Epicenes and Singular They
My interest in singular they and what has come to be called epicene pronouns comes from my rebelliousness as a 7th grader, when an English teacher told my class that the correct pronoun to use with a singular human when we didn't know if it was male or female was he. It was not fair, she said, but it was more important for a pronoun to agree in number with the noun. What bugged me was that she said you couldn't use they because it did not agree. This seemed ridiculous because if you couldn't use it, how come everyone did. This prohibition was part of her general campaign to replace the "it sounds good" rule to decide whether a form was correct or not with the rules in grammar books. We had to know those rules. That's why we also shouldn't say "it's me." I didn't believe her and I became an ant--prescriptivist, even though I didn't know what that meant at the time. I was definitely having a pretty geeky teenage rebellion, and if I had run into the right person at the time, they could have made sure that I went into linguistics a lot earlier than I did. Instead, the rebellion went off into a number of less healthy ways.
Anyway, this was my first major research topic. It became my dissertation, published in Garland's "Outstanding Dissertations in Linguistics Series" as Epicene Pronouns, the linguistics of a prescriptive problem.
The basic idea is that they is less about avoiding a choice between genders than about the genericness versus the individuation of the referent. Individuated referents are those which are more like individual concrete humans. Generic ones are more like types. The more individuated the referent, the more likely a singular pronoun will be used, he usually but sometimes she, and even it with babies or small children. The more generic a referent, the more likely they will be even if we know the sex. So we can say:
"You can't trust a male prostitute because they're only in it for the money."
But not:
#"Was that before or after Sandy had their sex change?" (the # indicates that it is not pragmatically felicitious)
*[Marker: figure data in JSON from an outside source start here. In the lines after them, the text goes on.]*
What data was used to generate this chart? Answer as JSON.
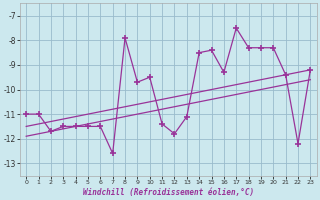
{
  "x_values": [
    0,
    1,
    2,
    3,
    4,
    5,
    6,
    7,
    8,
    9,
    10,
    11,
    12,
    13,
    14,
    15,
    16,
    17,
    18,
    19,
    20,
    21,
    22,
    23
  ],
  "y_values": [
    -11.0,
    -11.0,
    -11.7,
    -11.5,
    -11.5,
    -11.5,
    -11.5,
    -12.6,
    -7.9,
    -9.7,
    -9.5,
    -11.4,
    -11.8,
    -11.1,
    -8.5,
    -8.4,
    -9.3,
    -7.5,
    -8.3,
    -8.3,
    -8.3,
    -9.4,
    -12.2,
    -9.2
  ],
  "line_color": "#993399",
  "bg_color": "#cce8ee",
  "grid_color": "#99bbcc",
  "xlabel": "Windchill (Refroidissement éolien,°C)",
  "ylim": [
    -13.5,
    -6.5
  ],
  "xlim": [
    -0.5,
    23.5
  ],
  "yticks": [
    -7,
    -8,
    -9,
    -10,
    -11,
    -12,
    -13
  ],
  "xticks": [
    0,
    1,
    2,
    3,
    4,
    5,
    6,
    7,
    8,
    9,
    10,
    11,
    12,
    13,
    14,
    15,
    16,
    17,
    18,
    19,
    20,
    21,
    22,
    23
  ],
  "trend1_x": [
    0,
    23
  ],
  "trend1_y": [
    -11.5,
    -9.2
  ],
  "trend2_x": [
    0,
    23
  ],
  "trend2_y": [
    -11.9,
    -9.6
  ]
}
However, as Larry Horn, who was kind enough to publish my dissertation (among others), has pointed out, this is almost right, but not quite.
Some people do say things like "This suitcase belongs to some passenger named Chris Fowley. Could you tell them to pick it up." or
—My cousin from Connecticut is coming?
—Oh, when are they arriving?
Each of these cases, there is a single individual person not a type of cousinity or Chrisishness.
My closest approach was published in “What pronouns can tell us: a case study of epicenes in English,” Studies in Language, 22: 2, 353-390 (1997). The important idea there is less concerned with epicenes, per se, as much as pronoun theory, particuarly the idea that pronouns provide information about a referent, not just point at it, what is sometimes called ostensive reference. In this case the information includes individuation or lack of it. On this view, agreement is a source of information under grammatical constraints. Anyway, I solved the problem to my own satisfaction and leave it to someone else to improve upon it.